Kay Cottee was born on January 25, 1954. The youngest of four daughters of Jim and Joy McLaren, Kay was introduced to a boating life when she was ten days old. Strapped to the mast of her father’s boat in her crib Kay began a love affair with the sea which would see her write her name into history.
Between November 29 1987 and June 5 1988 Kay Cottee became the first woman to sail solo, non-stop and unassisted around the world. Her voyage took her around the five great capes in the southern ocean. From Sydney she headed south of New Zealand, across the Pacific Ocean, around infamous Cape Horn and then north to cross the equator and round St Peter and St Paul Rocks in the North Atlantic. From there Kay headed south again and rounded the Cape of Good Hope before crossing the Indian and Great Southern Oceans on her way home around the southern tip of Tasmania. She then turned north for the final long run up the east coast of Australia to Sydney.
The voyage covered more than 22,000 nautical miles. Kay was alone at sea for 189 days. She faced roaring winds over 80 knots, seas to 100 feet high, ice bergs, broken gear and extreme fatigue. Her yacht, Blackmores First Lady was a 37ft Cavalier designed by Laurie Davidson and built by Kay.

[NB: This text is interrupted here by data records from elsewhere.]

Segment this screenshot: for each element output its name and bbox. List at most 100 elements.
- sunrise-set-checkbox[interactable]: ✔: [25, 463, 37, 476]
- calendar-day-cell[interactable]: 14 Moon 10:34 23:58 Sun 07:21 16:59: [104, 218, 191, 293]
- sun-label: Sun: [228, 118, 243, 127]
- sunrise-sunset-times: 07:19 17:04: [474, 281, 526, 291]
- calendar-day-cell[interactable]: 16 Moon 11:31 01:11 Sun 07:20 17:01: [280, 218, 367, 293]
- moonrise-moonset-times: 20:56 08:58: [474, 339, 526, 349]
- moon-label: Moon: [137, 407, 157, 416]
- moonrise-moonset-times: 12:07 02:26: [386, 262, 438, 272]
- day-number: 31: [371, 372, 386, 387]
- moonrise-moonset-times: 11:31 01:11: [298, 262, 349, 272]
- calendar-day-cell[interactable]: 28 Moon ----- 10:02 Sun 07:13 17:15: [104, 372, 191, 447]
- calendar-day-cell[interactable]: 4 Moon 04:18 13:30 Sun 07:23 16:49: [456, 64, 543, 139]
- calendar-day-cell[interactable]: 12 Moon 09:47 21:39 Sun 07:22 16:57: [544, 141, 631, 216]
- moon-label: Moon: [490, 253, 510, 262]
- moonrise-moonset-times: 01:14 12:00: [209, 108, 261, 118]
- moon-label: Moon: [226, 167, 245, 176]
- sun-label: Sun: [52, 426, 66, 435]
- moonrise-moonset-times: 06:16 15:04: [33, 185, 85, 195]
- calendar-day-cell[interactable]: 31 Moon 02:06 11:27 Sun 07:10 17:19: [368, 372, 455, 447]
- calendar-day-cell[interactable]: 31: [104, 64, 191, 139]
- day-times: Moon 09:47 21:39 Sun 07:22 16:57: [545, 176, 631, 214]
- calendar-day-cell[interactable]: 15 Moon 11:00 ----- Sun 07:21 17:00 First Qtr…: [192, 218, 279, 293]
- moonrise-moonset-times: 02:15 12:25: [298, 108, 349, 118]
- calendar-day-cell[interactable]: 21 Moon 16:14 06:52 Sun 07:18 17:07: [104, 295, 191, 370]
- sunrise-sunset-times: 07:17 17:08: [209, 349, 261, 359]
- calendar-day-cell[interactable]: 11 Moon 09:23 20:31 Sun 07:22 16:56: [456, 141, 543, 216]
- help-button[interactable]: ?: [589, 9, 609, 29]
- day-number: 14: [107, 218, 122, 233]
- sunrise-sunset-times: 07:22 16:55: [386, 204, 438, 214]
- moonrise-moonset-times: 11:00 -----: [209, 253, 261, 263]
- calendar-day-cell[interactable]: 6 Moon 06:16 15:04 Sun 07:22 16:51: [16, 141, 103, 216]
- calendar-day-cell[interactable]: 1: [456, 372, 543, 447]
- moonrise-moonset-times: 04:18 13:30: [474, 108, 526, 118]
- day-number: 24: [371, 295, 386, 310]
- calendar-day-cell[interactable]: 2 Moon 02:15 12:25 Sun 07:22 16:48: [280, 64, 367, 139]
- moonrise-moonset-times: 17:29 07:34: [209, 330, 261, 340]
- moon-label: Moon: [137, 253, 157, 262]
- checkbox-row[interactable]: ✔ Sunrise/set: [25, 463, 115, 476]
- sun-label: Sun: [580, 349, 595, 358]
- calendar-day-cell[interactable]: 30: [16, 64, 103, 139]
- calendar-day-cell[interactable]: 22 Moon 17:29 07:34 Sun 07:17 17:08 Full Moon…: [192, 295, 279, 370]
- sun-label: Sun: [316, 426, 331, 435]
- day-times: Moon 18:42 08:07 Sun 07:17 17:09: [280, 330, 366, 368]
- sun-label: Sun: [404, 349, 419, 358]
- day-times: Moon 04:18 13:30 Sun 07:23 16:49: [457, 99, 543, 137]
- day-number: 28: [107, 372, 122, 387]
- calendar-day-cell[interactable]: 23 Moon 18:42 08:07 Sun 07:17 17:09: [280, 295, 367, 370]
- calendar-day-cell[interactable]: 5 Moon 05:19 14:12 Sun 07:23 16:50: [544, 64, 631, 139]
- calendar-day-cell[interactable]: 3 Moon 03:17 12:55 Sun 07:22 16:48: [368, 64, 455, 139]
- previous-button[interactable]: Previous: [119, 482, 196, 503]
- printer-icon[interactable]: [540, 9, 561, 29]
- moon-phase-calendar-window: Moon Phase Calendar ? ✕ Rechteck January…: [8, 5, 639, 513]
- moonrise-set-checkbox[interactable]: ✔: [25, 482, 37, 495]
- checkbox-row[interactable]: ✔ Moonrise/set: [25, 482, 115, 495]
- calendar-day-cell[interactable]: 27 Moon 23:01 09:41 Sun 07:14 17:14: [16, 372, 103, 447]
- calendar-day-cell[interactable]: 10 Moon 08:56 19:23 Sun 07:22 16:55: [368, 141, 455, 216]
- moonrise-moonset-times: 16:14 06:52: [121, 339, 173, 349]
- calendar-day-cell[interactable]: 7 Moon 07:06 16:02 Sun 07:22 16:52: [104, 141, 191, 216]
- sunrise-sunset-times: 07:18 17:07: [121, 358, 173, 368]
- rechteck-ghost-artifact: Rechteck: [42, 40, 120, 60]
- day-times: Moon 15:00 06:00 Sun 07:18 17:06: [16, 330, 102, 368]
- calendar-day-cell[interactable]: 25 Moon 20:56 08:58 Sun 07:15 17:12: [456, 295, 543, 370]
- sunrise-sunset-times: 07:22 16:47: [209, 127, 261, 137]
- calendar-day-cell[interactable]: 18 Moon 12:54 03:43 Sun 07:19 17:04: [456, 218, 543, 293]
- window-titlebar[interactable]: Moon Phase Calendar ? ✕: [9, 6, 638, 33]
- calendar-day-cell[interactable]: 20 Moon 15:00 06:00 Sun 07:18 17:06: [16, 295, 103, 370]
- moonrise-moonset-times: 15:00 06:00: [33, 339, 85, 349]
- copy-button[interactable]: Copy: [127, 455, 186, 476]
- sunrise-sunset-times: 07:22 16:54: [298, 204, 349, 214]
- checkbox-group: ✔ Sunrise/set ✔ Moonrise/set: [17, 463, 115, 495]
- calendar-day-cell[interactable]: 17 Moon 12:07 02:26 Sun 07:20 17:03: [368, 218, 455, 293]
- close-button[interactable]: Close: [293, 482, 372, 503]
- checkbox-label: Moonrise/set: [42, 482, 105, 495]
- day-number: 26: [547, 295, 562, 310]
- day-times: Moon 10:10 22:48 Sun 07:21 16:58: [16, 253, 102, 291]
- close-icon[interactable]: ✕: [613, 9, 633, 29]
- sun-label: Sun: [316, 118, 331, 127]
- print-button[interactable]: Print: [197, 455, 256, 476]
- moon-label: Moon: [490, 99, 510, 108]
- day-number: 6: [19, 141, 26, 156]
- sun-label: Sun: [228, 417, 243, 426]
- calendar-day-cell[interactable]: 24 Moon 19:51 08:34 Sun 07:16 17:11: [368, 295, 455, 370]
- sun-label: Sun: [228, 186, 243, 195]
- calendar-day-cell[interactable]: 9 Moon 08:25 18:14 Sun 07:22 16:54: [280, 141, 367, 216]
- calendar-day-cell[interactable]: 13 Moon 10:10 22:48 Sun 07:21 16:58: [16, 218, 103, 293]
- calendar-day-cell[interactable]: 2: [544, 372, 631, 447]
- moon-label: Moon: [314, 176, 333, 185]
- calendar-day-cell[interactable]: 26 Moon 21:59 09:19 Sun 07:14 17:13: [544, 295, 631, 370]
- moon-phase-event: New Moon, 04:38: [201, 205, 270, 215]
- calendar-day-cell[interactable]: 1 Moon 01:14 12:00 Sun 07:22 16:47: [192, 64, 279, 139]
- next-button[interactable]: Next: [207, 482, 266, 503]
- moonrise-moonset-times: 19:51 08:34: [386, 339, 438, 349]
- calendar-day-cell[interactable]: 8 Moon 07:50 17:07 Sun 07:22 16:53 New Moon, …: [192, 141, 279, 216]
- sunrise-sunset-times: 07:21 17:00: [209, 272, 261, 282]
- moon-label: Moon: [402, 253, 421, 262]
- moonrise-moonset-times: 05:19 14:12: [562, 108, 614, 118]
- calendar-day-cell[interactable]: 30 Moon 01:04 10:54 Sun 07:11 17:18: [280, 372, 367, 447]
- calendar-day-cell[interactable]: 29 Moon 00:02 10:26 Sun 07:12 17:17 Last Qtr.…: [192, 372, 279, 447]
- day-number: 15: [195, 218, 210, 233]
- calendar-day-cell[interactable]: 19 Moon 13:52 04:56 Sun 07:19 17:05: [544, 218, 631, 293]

The yacht today resides in the National Maritime Museum in Sydney.
When Kay returned to Sydney Harbour on June 5 1988 she expected a quiet welcome. She did not expect the hundreds of thousands of people who lined the foreshore and crammed on to boats to cheer her success. Other records set by Kay were; longest time alone at sea by a woman, greatest distance travelled alone at sea by a woman and fastest solo, non-stop circumnavigation by a woman.
One of the greatest honours for Kay was when she was named the 1988 Bicentennial Australian of the Year. She was appointed an Officer of the Order of Australia. Kay was also made a Paul Harris Fellow by Rotary International and was appointed an International Honorary Zontian. She was presented with the Cutty Sark Medal by the Duke of Edinburgh and was given the International Navigators Medal by the International Society of Navigators. Scores of other awards followed.
However one of Kay's greatest achievements went largely unnoticed. During her trip Kay wanted to raise money for the drug and alcohol prevention charity, Life Education. When she got home she found only $34,000.00 had been donated. Kay then dedicated herself to increasing the amount and by the end of 1991 she had raised more than $1 million. She had crisscrossed the nation speaking at more than 500 functions. Kay had also taken her message to more than 40,000 school children during a National Schools tour organised for her by Blackmores.
In the years since her famous voyage Kay has written two books - the first of which at the time became the highest selling non-fiction book in Australian publishing history. Kay served on the Board of the Australian Maritime Museum for 11 years, 6 as Chairman. She was also on the Board of the Australia-New Zealand Foundation and Patron of Sailability Australia. Kay currently sits on the NSW Maritime Ministerial Advisory Council and is a Life Member of the Cruising Yacht Club of Australia and the Royal Prince Alfred Yacht Club and the Royal Yacht Club of Australia
Over the past 27 years Kay has travelled the world telling others of how she was able to make her dream come true. Her down to earth style and simple message is a powerful one It was a journey that was to change her life in more ways than she could ever imagine.
Since that day in 1988 Kay has written a record breaking bestselling book, and another 10 years later, produced an international award winning film of her voyage, become a mother, an accomplished artist and an internationally renowned motivational speaker.